By Tre Gabriel
Flawless Intern
I have spent the past four years of my life in New York City: The Capital of the World. When I walk the streets of this great city—praised for being a melting pot—I often notice many people struggling who look like me and share my ethnic background. The topic of disadvantage for ethnic communities is nothing new. But what I learned from listening to culturally-informed speakers at the 2019 Mental Health America Conference is how much environmental disadvantages like poverty impact one’s mental health, and how much cultural practices play a role in access to treatment. New York City has a way of desentizing us, so that every day we walk past someone who is clearly in need and ignore them. It is easy to judge others when we don’t have the full picture, but mental health is something that affects us all.
According to the American Psychological Association, in the United States, 39% of African American children and adolescents and 33% of Latino children and adolescents are living in poverty—more than double the poverty rate for non-minorities. It’s a fact: racial and ethnic minorities in America are less healthy overall.
This health disparity often has roots in economic and environmental determinants, such as education, geography and neighborhood, lower quality and inadequate care, inability to navigate the healthcare system, provider ignorance or bias, and general stress.
My first breakout session of the MHA 2019 conference connected these statistics with reality for me. “Medicaid, Poverty, and Mental Health: Interventions That Work,” led by Thomas Hart, and Timothy Livengood taught me that up to 70% of a person’s health is determined by their environmental influences. This explains why ethnic minorities are also at a much higher risk of having health problems.
This issue is also connected to the prejudice surrounding mental health in certain communities.

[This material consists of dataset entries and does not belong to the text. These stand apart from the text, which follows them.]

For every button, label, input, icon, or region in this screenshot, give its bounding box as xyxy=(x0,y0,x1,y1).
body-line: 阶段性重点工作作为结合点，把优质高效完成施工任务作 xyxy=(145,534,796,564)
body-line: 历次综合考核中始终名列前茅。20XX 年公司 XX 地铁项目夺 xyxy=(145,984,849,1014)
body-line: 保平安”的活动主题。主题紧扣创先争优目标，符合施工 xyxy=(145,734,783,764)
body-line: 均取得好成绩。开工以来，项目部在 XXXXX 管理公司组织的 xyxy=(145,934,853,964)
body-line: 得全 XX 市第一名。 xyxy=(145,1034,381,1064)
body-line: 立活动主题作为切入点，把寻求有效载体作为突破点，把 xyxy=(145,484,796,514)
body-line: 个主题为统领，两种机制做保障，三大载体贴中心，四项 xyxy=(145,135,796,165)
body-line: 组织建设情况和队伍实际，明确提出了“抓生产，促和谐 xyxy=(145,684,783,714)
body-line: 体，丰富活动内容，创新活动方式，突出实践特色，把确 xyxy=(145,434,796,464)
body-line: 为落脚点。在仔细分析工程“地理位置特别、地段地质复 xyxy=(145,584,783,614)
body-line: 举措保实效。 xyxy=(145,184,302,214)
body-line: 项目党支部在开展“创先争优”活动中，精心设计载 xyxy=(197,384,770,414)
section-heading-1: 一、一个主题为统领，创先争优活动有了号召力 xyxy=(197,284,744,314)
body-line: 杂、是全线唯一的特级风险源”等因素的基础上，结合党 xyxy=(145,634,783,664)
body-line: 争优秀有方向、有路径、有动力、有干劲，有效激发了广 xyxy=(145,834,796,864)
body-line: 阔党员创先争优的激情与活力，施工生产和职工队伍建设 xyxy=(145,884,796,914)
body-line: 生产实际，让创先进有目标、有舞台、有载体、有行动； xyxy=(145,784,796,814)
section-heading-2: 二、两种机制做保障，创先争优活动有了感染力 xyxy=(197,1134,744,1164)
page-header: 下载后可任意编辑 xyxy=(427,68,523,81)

We discussed this in a breakout session led by Sherwood Randolph Jr. (“Demystifying Stigma in Integrated Minority Health: When Stigma Impacts Mind, Body and Spirit”.) Randolph gave a personal account of his history of being stigmatized as an African American man. According to Randolph some communities—including the one he grew up in—disavow the idea of psychiatry, instead turning to spiritual leaders. As a licensed pastor, Randolph does not see this as wholly negative, but he cautioned against using faith-based practices to replace psychiatric help: “Sometimes faith communities can be a source of distress and stigma if they are misinformed about mental health or do not know how to support families dealing with these conditions.” Although well-intentioned, the stigma surrounding mental health and cultural dependence on faith can potentially cause more harm than help.
Rwenshaun Miller led the break out session “The Elephant in the Room: Acknowledging the Uncomfortable Barriers to Culturally Competent Care” and recounted his surprise upon meeting his first black psychologist. Miller is an African American man who grew up in North Carolina. He attended a predominantly white institution and was sometimes one of two African Americans in a class of 300 students. Miller started struggling psychologically after an injury rendered him unable to play football. Miller began experiencing Bipolar symptoms, alcoholism, and suicidal ideation and had to be forced to get psychiatric help. Yet it was not until he met a psychologist that looked like him, dressed like him, and talked liked him, did Miller felt comfortable opening up to receiving help.
Representation matters immensely, and lack of representation is a way we are failing to provide culturally competent care to ethnic communities. As of May 2018, only 16% of psychologists were ethnic minorities. Attending the MHA 2019 conference and listening to the well-informed speakers helped me understand the different ways that minorities are fighting an uphill battle to accessing mental health care. It is time that everyone can access holistic healthcare that honors the minds, bodies, and spirits of diverse influences and ethnic communities.